The third column consists of year numbers, which are represented by the Greek L-shaped ἔτος („year“) sign together with a number. The year numbers usually increase by 1, but sometimes also by 2. Thus, in the first four lines we find the years ιϛ, ιη, ιθ, κ: 16, 18, 19, 20. These are regnal years of Roman emperors, and in line 7 it also becomes clear of which emperors. Here column 3 does not contain a year number, but only Γαίου, which is clarified by the addition of κγ το κ(αὶ) α in column 2, which together means „23, also 1 of Gaius“. The described year is year 23 of emperor Tiberius’ reign, 37 AD, which is also year 1 of emperor Gaius’ (Caligula’s) reign. The remainder of the second column contains horizontal strokes only and, apparently, its function is to separate column 1 from the other columns.

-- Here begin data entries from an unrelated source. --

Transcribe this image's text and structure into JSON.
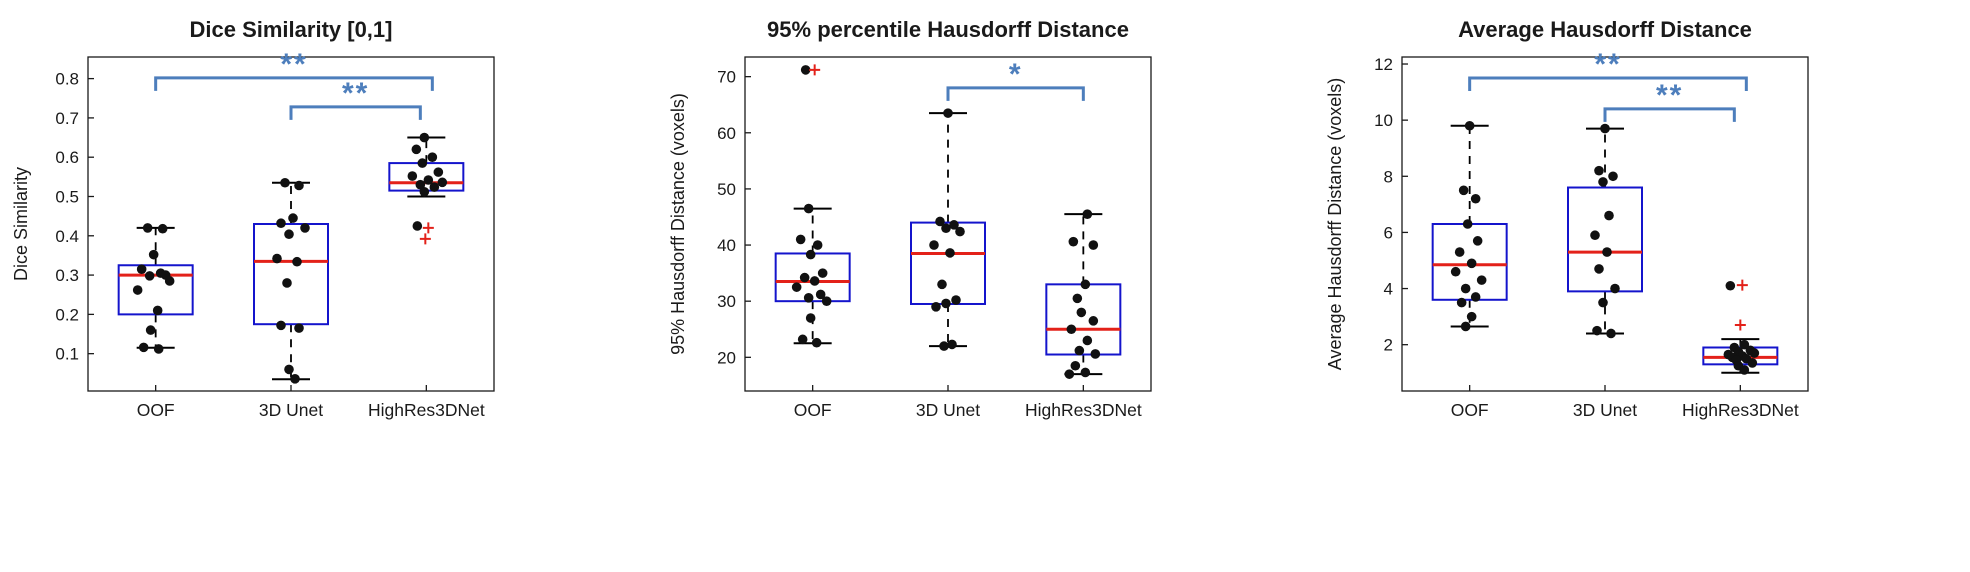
{
  "figure": {
    "background": "#ffffff"
  },
  "colors": {
    "box": "#1414cc",
    "median": "#e32119",
    "whisker": "#000000",
    "cap": "#000000",
    "point": "#111111",
    "outlier": "#e32119",
    "significance": "#4d7ebc",
    "axis": "#1a1a1a",
    "text": "#1a1a1a"
  },
  "chart_data": [
    {
      "type": "boxplot",
      "title": "Dice Similarity [0,1]",
      "ylabel": "Dice Similarity",
      "categories": [
        "OOF",
        "3D Unet",
        "HighRes3DNet"
      ],
      "ylim": [
        0.005,
        0.855
      ],
      "yticks": [
        0.1,
        0.2,
        0.3,
        0.4,
        0.5,
        0.6,
        0.7,
        0.8
      ],
      "ytick_labels": [
        "0.1",
        "0.2",
        "0.3",
        "0.4",
        "0.5",
        "0.6",
        "0.7",
        "0.8"
      ],
      "grid": false,
      "legend": "none",
      "boxes": [
        {
          "label": "OOF",
          "whislo": 0.115,
          "q1": 0.2,
          "med": 0.3,
          "q3": 0.325,
          "whishi": 0.42,
          "points": [
            [
              -8,
              0.42
            ],
            [
              7,
              0.418
            ],
            [
              -2,
              0.352
            ],
            [
              -14,
              0.315
            ],
            [
              5,
              0.305
            ],
            [
              -6,
              0.298
            ],
            [
              14,
              0.285
            ],
            [
              10,
              0.3
            ],
            [
              -18,
              0.262
            ],
            [
              2,
              0.21
            ],
            [
              -5,
              0.16
            ],
            [
              -12,
              0.116
            ],
            [
              3,
              0.112
            ]
          ],
          "outliers": []
        },
        {
          "label": "3D Unet",
          "whislo": 0.035,
          "q1": 0.175,
          "med": 0.335,
          "q3": 0.43,
          "whishi": 0.535,
          "points": [
            [
              -6,
              0.535
            ],
            [
              8,
              0.528
            ],
            [
              2,
              0.445
            ],
            [
              -10,
              0.432
            ],
            [
              14,
              0.42
            ],
            [
              -2,
              0.404
            ],
            [
              -14,
              0.342
            ],
            [
              6,
              0.334
            ],
            [
              -4,
              0.28
            ],
            [
              -10,
              0.172
            ],
            [
              8,
              0.165
            ],
            [
              -2,
              0.06
            ],
            [
              4,
              0.036
            ]
          ],
          "outliers": []
        },
        {
          "label": "HighRes3DNet",
          "whislo": 0.5,
          "q1": 0.515,
          "med": 0.535,
          "q3": 0.585,
          "whishi": 0.65,
          "points": [
            [
              -2,
              0.65
            ],
            [
              -10,
              0.62
            ],
            [
              6,
              0.6
            ],
            [
              -4,
              0.585
            ],
            [
              12,
              0.562
            ],
            [
              -14,
              0.552
            ],
            [
              2,
              0.542
            ],
            [
              16,
              0.536
            ],
            [
              -6,
              0.53
            ],
            [
              8,
              0.524
            ],
            [
              -2,
              0.512
            ],
            [
              -9,
              0.425
            ]
          ],
          "outliers": [
            [
              2,
              0.42
            ],
            [
              -1,
              0.392
            ]
          ]
        }
      ],
      "brackets": [
        {
          "from": 0,
          "to": 2,
          "to_off": 6,
          "y": 0.802,
          "label": "**"
        },
        {
          "from": 1,
          "to": 2,
          "to_off": -6,
          "y": 0.728,
          "label": "**"
        }
      ]
    },
    {
      "type": "boxplot",
      "title": "95% percentile Hausdorff Distance",
      "ylabel": "95% Hausdorff Distance (voxels)",
      "categories": [
        "OOF",
        "3D Unet",
        "HighRes3DNet"
      ],
      "ylim": [
        14,
        73.5
      ],
      "yticks": [
        20,
        30,
        40,
        50,
        60,
        70
      ],
      "ytick_labels": [
        "20",
        "30",
        "40",
        "50",
        "60",
        "70"
      ],
      "grid": false,
      "legend": "none",
      "boxes": [
        {
          "label": "OOF",
          "whislo": 22.5,
          "q1": 30.0,
          "med": 33.5,
          "q3": 38.5,
          "whishi": 46.5,
          "points": [
            [
              -7,
              71.2
            ],
            [
              -4,
              46.5
            ],
            [
              -12,
              41.0
            ],
            [
              5,
              40.0
            ],
            [
              -2,
              38.3
            ],
            [
              10,
              35.0
            ],
            [
              -8,
              34.2
            ],
            [
              2,
              33.6
            ],
            [
              -16,
              32.5
            ],
            [
              8,
              31.2
            ],
            [
              -4,
              30.6
            ],
            [
              14,
              30.0
            ],
            [
              -2,
              27.0
            ],
            [
              -10,
              23.2
            ],
            [
              4,
              22.6
            ]
          ],
          "outliers": [
            [
              2,
              71.2
            ]
          ]
        },
        {
          "label": "3D Unet",
          "whislo": 22.0,
          "q1": 29.5,
          "med": 38.5,
          "q3": 44.0,
          "whishi": 63.5,
          "points": [
            [
              0,
              63.5
            ],
            [
              -8,
              44.2
            ],
            [
              6,
              43.6
            ],
            [
              -2,
              43.0
            ],
            [
              12,
              42.4
            ],
            [
              -14,
              40.0
            ],
            [
              2,
              38.6
            ],
            [
              -6,
              33.0
            ],
            [
              8,
              30.2
            ],
            [
              -2,
              29.6
            ],
            [
              -12,
              29.0
            ],
            [
              4,
              22.3
            ],
            [
              -4,
              22.0
            ]
          ],
          "outliers": []
        },
        {
          "label": "HighRes3DNet",
          "whislo": 17.0,
          "q1": 20.5,
          "med": 25.0,
          "q3": 33.0,
          "whishi": 45.5,
          "points": [
            [
              4,
              45.5
            ],
            [
              -10,
              40.6
            ],
            [
              10,
              40.0
            ],
            [
              2,
              33.0
            ],
            [
              -6,
              30.5
            ],
            [
              -2,
              28.0
            ],
            [
              10,
              26.5
            ],
            [
              -12,
              25.0
            ],
            [
              4,
              23.0
            ],
            [
              -4,
              21.2
            ],
            [
              12,
              20.6
            ],
            [
              -8,
              18.5
            ],
            [
              2,
              17.3
            ],
            [
              -14,
              17.0
            ]
          ],
          "outliers": []
        }
      ],
      "brackets": [
        {
          "from": 1,
          "to": 2,
          "y": 68.0,
          "label": "*"
        }
      ]
    },
    {
      "type": "boxplot",
      "title": "Average Hausdorff Distance",
      "ylabel": "Average Hausdorff Distance (voxels)",
      "categories": [
        "OOF",
        "3D Unet",
        "HighRes3DNet"
      ],
      "ylim": [
        0.35,
        12.25
      ],
      "yticks": [
        2,
        4,
        6,
        8,
        10,
        12
      ],
      "ytick_labels": [
        "2",
        "4",
        "6",
        "8",
        "10",
        "12"
      ],
      "grid": false,
      "legend": "none",
      "boxes": [
        {
          "label": "OOF",
          "whislo": 2.65,
          "q1": 3.6,
          "med": 4.85,
          "q3": 6.3,
          "whishi": 9.8,
          "points": [
            [
              0,
              9.8
            ],
            [
              -6,
              7.5
            ],
            [
              6,
              7.2
            ],
            [
              -2,
              6.3
            ],
            [
              8,
              5.7
            ],
            [
              -10,
              5.3
            ],
            [
              2,
              4.9
            ],
            [
              -14,
              4.6
            ],
            [
              12,
              4.3
            ],
            [
              -4,
              4.0
            ],
            [
              6,
              3.7
            ],
            [
              -8,
              3.5
            ],
            [
              2,
              3.0
            ],
            [
              -4,
              2.65
            ]
          ],
          "outliers": []
        },
        {
          "label": "3D Unet",
          "whislo": 2.4,
          "q1": 3.9,
          "med": 5.3,
          "q3": 7.6,
          "whishi": 9.7,
          "points": [
            [
              0,
              9.7
            ],
            [
              -6,
              8.2
            ],
            [
              8,
              8.0
            ],
            [
              -2,
              7.8
            ],
            [
              4,
              6.6
            ],
            [
              -10,
              5.9
            ],
            [
              2,
              5.3
            ],
            [
              -6,
              4.7
            ],
            [
              10,
              4.0
            ],
            [
              -2,
              3.5
            ],
            [
              -8,
              2.5
            ],
            [
              6,
              2.4
            ]
          ],
          "outliers": []
        },
        {
          "label": "HighRes3DNet",
          "whislo": 1.0,
          "q1": 1.3,
          "med": 1.55,
          "q3": 1.9,
          "whishi": 2.2,
          "points": [
            [
              -10,
              4.1
            ],
            [
              4,
              2.0
            ],
            [
              -6,
              1.9
            ],
            [
              10,
              1.8
            ],
            [
              -2,
              1.75
            ],
            [
              14,
              1.7
            ],
            [
              -12,
              1.65
            ],
            [
              2,
              1.6
            ],
            [
              -8,
              1.55
            ],
            [
              6,
              1.5
            ],
            [
              -4,
              1.45
            ],
            [
              12,
              1.35
            ],
            [
              -2,
              1.25
            ],
            [
              4,
              1.1
            ]
          ],
          "outliers": [
            [
              2,
              4.12
            ],
            [
              0,
              2.7
            ]
          ]
        }
      ],
      "brackets": [
        {
          "from": 0,
          "to": 2,
          "to_off": 6,
          "y": 11.5,
          "label": "**"
        },
        {
          "from": 1,
          "to": 2,
          "to_off": -6,
          "y": 10.4,
          "label": "**"
        }
      ]
    }
  ]
}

Column 4 contains Egyptian month names in Greek script, with full spellings for short names such as Θωύθ „Thouth“ (line 2), Ἁθύρ „Hathyr“ (line 4) and Τῦβι „Tybi“ (line 5); as well as abbreviated ones for longer names such as Φαῶφ „Phaoph“ for Φαῶφι „Phaophi“ (line 3), and Φαρμο „Pharmo“ for Φαρμοῦθι „Pharmouthi“ (line 8). The ο in Φαρμο is written in superscript to indicate that the word is an abbreviation.

Column 5 always starts with a number between 0 and 29, followed by one or often more numbers. These indicate the days of the month and subsequent fractions of these days in the Babylonian sexagesimal system. This notation clearly results from computation and already shows that we are not dealing with a purely Egyptian table. Another unusual characteristic is the use of day 0, instead of day 30 of the preceding month, in lines 5 and 6.

In summary, each line contains a time entry, with intervals of around 13 months each. This time period is characteristic for the planet Jupiter and analysis based on modern data shows that the denoted dates are moments in which Jupiter is located at its so called first station: the place where the planet’s motion becomes retrograde. The letter α above the table could represent the number 1 and thus refer to this; this interpretation, however, is uncertain. Interestingly, for astronomical calculations the unreformed Egyptian calendar, which does not contain leap days, had been kept in use for a long time, as this calendar was easier for calculation. In everyday life, the reformed Egyptian calendar had been in use for a century and a half already at the time when this papyrus was written.

Most tables of this type did not only contain time entries, but also the related planetary positions, expressed in the zodiacal coordinate system. In this case, these positions were probably included in column 6 and the following. But what were the contents of the first column? It is evident that it contained numbers, but since the beginning is broken off and the numbers are mostly fractions, it is complicated to draw a conclusion. They could be related to another celestial phenomenon of Jupiter, or maybe represent positions of the same phenomenon, but prior to year 16 of Tiberius’ reign. The fact that the table begins arbitrarily with year number 16 without mentioning the name of Tiberius supports the hypothesis that something else may have preceded it.

It was surprising to find tables in Egypt which were created by Babylonian methods. Transferring Babylonian algorithms to Egypt is not trivial: the complicated Babylonian algorithms had to be adapted to the Egyptian calendar and local observations had to be used for the planetary positions due to the change in geographical location. This shows that there was advanced knowledge of Babylonian algorithms in Egypt. The table is also surprisingly accurate: the date never deviates from the phenomenon by more than 2 days, while Jupiter can be seen by observation up to about 10 days before or after the calculated date.